As the largest private-sector hydroelectric power plant owner-operator, San Francisco-based Pacific Gas and Electric Co. (PG&E) has begun a drumbeat for more hydropower.
David Moller, director of the power generation department at PG&E, is advocating full recognition of hydro-based electricity in renewable portfolio standard (RPS) programs, which currently only recognize small (under 30 MW) hydro projects. Anything larger than that can’t be counted to meet RPS goals. If PG&E could count all 3,896 MW from its 68 hydroelectric powerhouses, the utility would have exceeded California’s current 20% RPS goal and be well on its way to meeting the 33% goal set for 2020.

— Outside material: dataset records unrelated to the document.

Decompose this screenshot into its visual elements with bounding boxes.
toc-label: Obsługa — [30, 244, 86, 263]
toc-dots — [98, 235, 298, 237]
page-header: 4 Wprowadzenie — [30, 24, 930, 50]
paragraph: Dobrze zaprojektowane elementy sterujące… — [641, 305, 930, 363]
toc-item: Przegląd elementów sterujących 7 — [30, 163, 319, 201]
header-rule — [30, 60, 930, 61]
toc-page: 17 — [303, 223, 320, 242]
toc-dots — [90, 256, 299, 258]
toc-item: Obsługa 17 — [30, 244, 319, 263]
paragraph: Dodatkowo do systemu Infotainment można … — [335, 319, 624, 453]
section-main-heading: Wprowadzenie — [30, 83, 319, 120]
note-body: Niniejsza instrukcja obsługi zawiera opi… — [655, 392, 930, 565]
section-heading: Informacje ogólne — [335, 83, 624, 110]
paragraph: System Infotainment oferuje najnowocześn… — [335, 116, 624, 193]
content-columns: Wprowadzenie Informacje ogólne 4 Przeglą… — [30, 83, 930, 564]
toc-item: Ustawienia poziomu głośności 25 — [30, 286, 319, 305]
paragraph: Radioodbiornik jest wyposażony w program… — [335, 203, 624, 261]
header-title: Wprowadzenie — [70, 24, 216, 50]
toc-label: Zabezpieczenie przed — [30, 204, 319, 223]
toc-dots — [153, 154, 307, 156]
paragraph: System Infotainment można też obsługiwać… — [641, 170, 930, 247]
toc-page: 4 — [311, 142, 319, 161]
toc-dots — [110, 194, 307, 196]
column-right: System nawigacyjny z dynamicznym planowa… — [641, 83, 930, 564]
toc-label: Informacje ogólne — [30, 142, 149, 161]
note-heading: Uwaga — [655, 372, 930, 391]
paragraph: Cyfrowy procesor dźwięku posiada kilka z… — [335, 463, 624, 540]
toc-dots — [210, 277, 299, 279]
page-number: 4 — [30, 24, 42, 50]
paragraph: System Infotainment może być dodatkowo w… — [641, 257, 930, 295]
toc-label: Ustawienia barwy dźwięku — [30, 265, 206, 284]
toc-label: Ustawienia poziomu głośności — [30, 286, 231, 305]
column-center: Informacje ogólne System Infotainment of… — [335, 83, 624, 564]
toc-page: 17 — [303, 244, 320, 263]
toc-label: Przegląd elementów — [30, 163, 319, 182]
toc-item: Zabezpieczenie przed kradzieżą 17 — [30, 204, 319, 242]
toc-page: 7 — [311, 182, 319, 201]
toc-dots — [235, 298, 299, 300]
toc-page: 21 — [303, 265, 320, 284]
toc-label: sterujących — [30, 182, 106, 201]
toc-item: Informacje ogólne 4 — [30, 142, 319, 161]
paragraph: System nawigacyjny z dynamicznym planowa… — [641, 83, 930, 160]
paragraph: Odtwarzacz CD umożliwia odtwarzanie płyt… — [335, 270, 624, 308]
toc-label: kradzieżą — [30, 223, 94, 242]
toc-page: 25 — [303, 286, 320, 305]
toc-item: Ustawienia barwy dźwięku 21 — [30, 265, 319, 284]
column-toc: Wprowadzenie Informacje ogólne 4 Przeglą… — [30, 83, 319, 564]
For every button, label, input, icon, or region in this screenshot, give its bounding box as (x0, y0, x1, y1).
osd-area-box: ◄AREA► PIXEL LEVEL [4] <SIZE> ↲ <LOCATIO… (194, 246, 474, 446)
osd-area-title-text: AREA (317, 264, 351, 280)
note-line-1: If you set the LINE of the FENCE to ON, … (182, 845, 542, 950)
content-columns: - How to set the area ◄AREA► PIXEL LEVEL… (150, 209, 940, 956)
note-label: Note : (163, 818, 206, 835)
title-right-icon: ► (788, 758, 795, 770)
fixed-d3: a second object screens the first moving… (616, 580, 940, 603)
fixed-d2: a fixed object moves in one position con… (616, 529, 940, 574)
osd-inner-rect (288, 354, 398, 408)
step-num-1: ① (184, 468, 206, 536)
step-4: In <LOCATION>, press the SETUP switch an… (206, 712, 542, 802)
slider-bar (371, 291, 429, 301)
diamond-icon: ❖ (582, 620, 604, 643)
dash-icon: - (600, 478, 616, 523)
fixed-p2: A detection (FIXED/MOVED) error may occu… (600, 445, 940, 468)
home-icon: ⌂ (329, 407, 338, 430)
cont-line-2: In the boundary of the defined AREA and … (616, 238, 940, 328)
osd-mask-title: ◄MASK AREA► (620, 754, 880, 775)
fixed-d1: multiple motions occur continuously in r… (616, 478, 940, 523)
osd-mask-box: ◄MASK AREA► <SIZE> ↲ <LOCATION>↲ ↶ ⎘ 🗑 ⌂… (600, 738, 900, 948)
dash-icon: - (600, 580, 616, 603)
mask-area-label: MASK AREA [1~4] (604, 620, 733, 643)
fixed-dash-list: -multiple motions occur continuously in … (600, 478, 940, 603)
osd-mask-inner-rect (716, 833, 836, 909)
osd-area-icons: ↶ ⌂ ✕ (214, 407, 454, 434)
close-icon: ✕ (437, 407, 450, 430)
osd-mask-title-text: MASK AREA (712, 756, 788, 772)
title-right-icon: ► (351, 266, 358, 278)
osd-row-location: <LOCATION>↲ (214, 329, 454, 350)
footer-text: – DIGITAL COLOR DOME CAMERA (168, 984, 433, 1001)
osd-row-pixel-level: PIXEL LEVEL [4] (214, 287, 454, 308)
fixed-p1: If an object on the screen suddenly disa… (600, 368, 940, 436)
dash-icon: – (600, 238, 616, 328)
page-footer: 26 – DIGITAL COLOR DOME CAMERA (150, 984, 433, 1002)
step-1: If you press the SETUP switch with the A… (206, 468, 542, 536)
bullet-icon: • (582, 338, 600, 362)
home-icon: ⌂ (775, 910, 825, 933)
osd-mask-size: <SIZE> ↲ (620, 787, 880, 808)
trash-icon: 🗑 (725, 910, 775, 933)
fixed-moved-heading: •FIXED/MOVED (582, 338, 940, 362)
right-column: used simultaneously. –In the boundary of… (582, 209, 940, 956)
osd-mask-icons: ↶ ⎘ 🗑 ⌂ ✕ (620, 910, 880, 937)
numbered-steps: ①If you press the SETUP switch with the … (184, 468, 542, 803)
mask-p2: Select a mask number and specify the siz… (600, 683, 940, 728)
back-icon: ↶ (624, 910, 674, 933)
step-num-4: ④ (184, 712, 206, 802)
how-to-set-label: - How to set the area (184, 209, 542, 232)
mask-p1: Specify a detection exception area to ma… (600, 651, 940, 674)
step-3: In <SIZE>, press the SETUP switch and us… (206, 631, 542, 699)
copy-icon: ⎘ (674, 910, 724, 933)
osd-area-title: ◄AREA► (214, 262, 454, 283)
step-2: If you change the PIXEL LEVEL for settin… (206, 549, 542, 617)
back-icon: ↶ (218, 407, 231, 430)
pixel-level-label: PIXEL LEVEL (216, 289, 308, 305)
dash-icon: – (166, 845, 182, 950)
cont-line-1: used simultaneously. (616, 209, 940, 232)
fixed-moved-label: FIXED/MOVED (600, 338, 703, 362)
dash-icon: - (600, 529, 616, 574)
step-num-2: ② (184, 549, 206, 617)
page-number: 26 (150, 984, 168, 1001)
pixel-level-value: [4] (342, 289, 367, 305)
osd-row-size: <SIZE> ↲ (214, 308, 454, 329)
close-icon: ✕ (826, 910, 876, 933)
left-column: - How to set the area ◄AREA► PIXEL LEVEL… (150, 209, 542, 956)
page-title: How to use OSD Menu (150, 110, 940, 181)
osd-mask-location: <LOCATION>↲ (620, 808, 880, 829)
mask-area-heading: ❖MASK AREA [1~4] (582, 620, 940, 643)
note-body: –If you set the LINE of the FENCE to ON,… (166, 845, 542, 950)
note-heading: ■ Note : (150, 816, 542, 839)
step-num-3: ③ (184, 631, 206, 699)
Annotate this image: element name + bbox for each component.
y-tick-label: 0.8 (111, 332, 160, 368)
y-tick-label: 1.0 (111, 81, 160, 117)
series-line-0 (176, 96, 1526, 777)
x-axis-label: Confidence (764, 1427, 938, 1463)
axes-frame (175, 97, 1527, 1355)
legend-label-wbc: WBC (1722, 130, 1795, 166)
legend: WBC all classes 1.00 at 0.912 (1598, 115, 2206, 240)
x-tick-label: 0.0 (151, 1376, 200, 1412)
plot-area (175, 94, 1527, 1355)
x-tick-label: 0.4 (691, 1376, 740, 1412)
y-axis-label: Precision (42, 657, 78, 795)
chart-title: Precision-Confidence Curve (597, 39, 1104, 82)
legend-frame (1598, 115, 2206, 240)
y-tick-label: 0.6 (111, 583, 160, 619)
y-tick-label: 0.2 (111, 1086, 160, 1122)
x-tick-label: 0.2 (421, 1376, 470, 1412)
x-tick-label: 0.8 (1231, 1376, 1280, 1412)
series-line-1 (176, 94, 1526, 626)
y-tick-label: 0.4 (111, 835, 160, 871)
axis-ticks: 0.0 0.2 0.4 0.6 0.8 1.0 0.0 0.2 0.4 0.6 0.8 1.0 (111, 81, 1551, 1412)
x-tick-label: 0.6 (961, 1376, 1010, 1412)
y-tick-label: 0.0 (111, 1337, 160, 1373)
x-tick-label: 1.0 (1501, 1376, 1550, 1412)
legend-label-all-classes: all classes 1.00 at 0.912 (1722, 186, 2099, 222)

“If you had a hydro powerhouse on a river somewhere and it was 29 MW and right across the river you had another one that was 31 MW, one qualifies as RPS and one does not, and yet they’re equally renewable,” Moller said in a recent interview on a PG&E blog, noting that 16% of the utility’s power supplies come from hydroelectric sources on its 100-reservoir watershed and hydroelectric system spread across central and northern California.
In other parts of the western United States, where hydropower is most prevalent, state energy officials have expressed concerns that continuing low natural gas prices may erode some of hydro’s historic price advantages in the generation queue for dispatching.
“Other things being equal, lower gas prices lower the variable cost of gas-fired resources, and will affect the overall market price of energy and ancillary services,” said a PG&E spokesperson working closely with Moller. “The California Independent System Operator [CAISO] considers many factors when determining the optimal mix of supply resources for California.”
CAISO is likely to optimize the state’s power load with hydroelectric supplies, the spokesperson said. Hydro is considered “operationally flexible with minimal variable cost, including ‘free fuel,'” he said.
In this context, falling gas prices may not have a direct, negative impact on the use of hydroelectric resources, at least not in California, the spokesperson said.
Nationally, hydropower accounts for twice as much electricity as the nearest renewable resource-based power, according to Moller, who heads the National Hydropower Association (NHA). The organization is focused on trying to “figure out how hydropower can help even more to be part of the solution to meeting our country’s clean energy goals,” he said.
Moller stressed three major themes for the hydroelectric power sector: environmental stewardship; maintaining existing hydropower, some of which is more than a century old; and recognizing that hydropower is essential to grid reliability.